Krakatoa was an island the size of Manhattan in the Pacific. On a Monday morning that must have seemed like any other, a series of powerful volcano eruptions occurred in 1883. It blew so much tephra (magna, rock and ash) into the air that it looked like a nuclear bomb had exploded. It had the force of 150 megatons of TNT. The airwave traveling at the speed of sound, traveled all around the world, bouncing back and forth seven times. The audible sounds traveled further than any sound in recorded history.
The magna, ash, and rock reached up 4 miles and then plummeted down into the ocean causing a tsunami 130 feet high. The wave hit Java and Sumatra, taking whole villages and killing over 40,000 people.
The residue of sulfuric-acid stayed in the stratosphere for several years causing what was called "Bishop's Rings" around the sun with brilliant red color.

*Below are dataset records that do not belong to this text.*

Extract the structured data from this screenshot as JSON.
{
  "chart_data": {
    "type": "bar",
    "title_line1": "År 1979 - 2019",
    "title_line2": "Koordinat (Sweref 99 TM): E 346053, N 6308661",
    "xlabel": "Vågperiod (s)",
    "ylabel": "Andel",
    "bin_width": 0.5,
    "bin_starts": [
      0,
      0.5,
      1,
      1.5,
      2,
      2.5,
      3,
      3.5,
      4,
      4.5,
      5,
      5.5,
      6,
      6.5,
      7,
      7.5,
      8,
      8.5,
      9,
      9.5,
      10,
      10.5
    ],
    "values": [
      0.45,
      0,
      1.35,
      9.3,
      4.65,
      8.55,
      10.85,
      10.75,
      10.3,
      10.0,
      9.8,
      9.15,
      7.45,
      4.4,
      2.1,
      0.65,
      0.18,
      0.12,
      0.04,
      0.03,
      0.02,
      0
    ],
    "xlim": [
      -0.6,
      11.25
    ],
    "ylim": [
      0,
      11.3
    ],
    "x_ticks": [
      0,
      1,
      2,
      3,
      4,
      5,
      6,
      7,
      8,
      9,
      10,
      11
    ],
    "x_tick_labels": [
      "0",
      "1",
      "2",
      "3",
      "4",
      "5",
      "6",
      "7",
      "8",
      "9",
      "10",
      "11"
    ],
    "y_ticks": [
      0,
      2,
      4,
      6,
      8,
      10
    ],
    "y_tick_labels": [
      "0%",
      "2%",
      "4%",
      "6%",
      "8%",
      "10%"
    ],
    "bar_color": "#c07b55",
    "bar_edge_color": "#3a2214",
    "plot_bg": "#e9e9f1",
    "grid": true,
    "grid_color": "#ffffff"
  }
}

An officer on an American ship recorded in his logbook that "a heavy black cloud was rising up from Krakatau Island...with the wind increasing to a hurricane, gradually it grew dark until it was midnight at noon, with a heavy shower of ash that grew so thick it was difficult to breathe and it had a strong smell of sulfur...all expecting that the last days of the earth had come!"
Storms come upon us all. Some come suddenly without warning as it did in Japan and sometimes it comes with warning like our friends on the East Coast. Hopefully, one has time to prepare but often there is no time. When such tragedy is felt it is as if it is midnight at noon for a very long time.